The way is not so long—the brook in size
Has lost to longer legs and manhood eyes,
But its low murmuring the morning through
Is still a lullaby; and love is true
In brook and field, and sky, and dale and glen
For all the changing, faithless sons of men.

In these no hot contentions, endless strife,
Nor aching hearts, consuming greed of life,
No soul-corrupting lusts, debasing sin,
Nor blighted lives where innocence has been
Are ever brought by June. But to assuage
The sorrows of mankind from age to age
A subtle charm, a bliss, a merry tune
Abideth in the country lap of June.
Come out where kindly nature deftly weaves
Her cooling bowers with the tender leaves
Ye tired wives and husbands vexed with care.

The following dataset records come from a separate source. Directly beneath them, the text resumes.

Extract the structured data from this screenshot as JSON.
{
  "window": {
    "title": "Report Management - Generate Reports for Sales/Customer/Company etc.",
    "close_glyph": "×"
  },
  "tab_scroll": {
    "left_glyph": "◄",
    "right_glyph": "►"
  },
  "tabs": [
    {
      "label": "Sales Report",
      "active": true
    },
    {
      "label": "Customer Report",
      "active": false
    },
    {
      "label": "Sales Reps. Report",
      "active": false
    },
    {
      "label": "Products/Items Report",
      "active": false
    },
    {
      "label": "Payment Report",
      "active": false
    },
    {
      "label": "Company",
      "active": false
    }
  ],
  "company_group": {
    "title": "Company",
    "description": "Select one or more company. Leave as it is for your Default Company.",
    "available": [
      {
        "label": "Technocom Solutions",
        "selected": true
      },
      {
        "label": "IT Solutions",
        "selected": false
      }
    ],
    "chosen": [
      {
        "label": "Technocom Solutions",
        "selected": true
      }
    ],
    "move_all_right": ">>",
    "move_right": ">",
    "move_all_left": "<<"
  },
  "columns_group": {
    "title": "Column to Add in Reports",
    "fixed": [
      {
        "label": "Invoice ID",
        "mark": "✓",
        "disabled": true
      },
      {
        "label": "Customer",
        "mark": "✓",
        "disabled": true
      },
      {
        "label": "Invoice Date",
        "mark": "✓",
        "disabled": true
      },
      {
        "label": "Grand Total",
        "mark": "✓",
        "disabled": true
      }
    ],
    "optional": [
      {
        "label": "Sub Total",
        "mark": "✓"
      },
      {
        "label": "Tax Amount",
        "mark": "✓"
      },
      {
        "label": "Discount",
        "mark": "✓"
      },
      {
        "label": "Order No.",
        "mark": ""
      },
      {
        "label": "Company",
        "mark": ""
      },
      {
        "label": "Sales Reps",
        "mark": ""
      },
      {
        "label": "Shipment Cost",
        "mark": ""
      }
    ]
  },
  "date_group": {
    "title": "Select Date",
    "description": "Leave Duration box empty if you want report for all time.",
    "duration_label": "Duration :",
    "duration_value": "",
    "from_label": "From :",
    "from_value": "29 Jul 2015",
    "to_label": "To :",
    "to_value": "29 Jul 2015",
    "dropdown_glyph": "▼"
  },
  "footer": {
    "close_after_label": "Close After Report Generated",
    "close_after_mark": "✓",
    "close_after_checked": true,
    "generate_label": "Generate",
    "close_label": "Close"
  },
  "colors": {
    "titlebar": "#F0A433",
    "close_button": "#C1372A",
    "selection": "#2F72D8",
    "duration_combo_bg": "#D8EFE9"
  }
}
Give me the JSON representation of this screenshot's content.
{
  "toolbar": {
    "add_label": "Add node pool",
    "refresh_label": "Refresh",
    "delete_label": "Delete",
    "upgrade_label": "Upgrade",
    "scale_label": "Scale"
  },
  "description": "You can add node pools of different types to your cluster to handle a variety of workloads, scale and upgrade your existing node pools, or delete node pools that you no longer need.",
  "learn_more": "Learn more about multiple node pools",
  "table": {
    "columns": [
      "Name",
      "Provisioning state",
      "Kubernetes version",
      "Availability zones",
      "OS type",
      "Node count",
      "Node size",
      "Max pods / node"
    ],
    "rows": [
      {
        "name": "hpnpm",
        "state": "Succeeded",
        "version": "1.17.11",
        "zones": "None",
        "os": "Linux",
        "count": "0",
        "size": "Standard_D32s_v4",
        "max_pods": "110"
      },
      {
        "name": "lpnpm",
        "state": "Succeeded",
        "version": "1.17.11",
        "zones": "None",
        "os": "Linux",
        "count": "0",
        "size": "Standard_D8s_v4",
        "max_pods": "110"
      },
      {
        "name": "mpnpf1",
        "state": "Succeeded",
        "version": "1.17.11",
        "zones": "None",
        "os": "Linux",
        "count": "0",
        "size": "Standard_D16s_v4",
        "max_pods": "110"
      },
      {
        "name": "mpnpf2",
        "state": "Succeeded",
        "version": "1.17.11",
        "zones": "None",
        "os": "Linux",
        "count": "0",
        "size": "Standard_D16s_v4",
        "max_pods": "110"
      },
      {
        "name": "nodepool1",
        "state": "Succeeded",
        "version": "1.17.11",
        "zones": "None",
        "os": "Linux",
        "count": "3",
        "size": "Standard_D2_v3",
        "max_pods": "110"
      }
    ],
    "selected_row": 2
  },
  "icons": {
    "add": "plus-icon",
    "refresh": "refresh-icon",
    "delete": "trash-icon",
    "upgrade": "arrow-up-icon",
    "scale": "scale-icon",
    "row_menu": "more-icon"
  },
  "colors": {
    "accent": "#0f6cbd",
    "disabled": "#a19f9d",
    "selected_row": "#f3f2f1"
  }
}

And find life’s true elixir in the air.
Let tinkling bells of flocks and browsing herd,
The song of brooks and twitter of the bird
Unite with children voices in their shout
Of mirth and joy on all the sward about,
And let the maidens come with rosy cheeks
And merry boys with gallantry that speaks
Of dawning love, and sentiment the best
That ever came to swell the human breast;
Let all come forth in holiday array
From care, and feel the bliss of one June day.